Dakhla National Park has reached the home stretch to officially become Morocco’s 11th national park. It will also be the largest in terms of area in the kingdom. This place is an essential stopover for migratory birds that come to shelter there during the winter.

Dakhla is known for its lagoon, the water sports carried by the powerful winds of the ocean, and the desert expanse interspersed with shifting dunes. Lovers of nature, fauna and flora can also choose the pearl of the south for its national park.

Covering an area of ​​14,160 km2, or 1/10 of the province of Oued Eddahab, the Dakhla park project is only waiting for the publication of the decree in the Official Bulletin to thus become Morocco’s 11th national park. Located at the extreme south of the kingdom, the place is part UNESCO Tentative Lists. The dossier was submitted in 1998 by the Cultural Heritage Department.

The Dakhla park contains a “richness in plant groups and fauna specific to areas with a pre-arid climate”, we read on the UNESCO site. The presence of the Monachus monachus monk seal population on the Cap Blanc-Aguerguer peninsula alone justifies its classification as a national park.

Gannets (Morus bassanus). /DR

The park is also home to a number of Mhorr gazelles reintroduced in 2015. This subspecies of the dama gazelle is endemic to northwest Africa, and is the largest of the current gazelles. It is classified as critically endangered and is part of a breeding program.

Flamingos and other migratory birds

The park includes the bay of Dakhla, which has become a Ramsar site since 2005, since the site meets the Ramsar criteria: Presence of a globally threatened species or 1% of the number of the world population of a given species. “In terms of population, density and number of birds, the Dakhla park meets the Ramsar criteria,” explains Yabiladi, Sidi Imad Cherkaoui, ornithologist and professor at Moulay Ismail University. In addition, the place is located in the east-Atlantic migration axis and perfectly matches the migration route.

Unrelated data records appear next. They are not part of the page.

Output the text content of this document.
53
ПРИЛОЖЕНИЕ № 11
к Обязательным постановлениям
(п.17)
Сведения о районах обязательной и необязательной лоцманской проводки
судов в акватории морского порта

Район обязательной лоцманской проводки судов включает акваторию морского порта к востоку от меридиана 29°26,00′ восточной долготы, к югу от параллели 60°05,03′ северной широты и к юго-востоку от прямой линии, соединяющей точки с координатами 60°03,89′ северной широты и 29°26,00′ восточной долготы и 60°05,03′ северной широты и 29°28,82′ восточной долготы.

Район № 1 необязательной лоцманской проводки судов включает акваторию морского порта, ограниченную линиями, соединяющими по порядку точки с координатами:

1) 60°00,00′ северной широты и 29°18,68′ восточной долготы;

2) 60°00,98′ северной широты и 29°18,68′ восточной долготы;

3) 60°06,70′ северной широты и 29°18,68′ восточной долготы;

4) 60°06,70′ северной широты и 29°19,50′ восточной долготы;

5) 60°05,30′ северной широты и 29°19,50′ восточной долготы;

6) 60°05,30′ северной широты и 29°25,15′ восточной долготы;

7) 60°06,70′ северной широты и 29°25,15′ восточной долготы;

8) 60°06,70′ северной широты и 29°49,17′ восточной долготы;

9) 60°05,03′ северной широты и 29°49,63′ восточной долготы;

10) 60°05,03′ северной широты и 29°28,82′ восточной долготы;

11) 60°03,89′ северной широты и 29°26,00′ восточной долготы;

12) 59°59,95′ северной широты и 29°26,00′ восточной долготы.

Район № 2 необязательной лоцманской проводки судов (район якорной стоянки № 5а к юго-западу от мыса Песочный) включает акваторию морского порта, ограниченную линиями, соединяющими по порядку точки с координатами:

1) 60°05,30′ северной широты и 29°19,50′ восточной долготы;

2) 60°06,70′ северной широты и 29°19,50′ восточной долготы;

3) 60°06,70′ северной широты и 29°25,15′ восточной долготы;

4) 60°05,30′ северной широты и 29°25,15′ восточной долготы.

During a walk in the bay of Dakhla, you can see flamingos, gannets, spoonbills and many other migratory birds. “A good part of the population of the great cormorant of Morocco, an endemic species, is concentrated in Dakhla”, specifies the scientist. There are also about a hundred species of migratory birds, “seabirds, laro-limicoles, limicoles (like gulls)”.

Flamingos. /DR

Dakhla thus offers you a dive into the ornithological universe as precious as it is fragile, between ocean and desert, of the extreme south of the kingdom. Nature lovers will be delighted with the idyllic setting of this national park.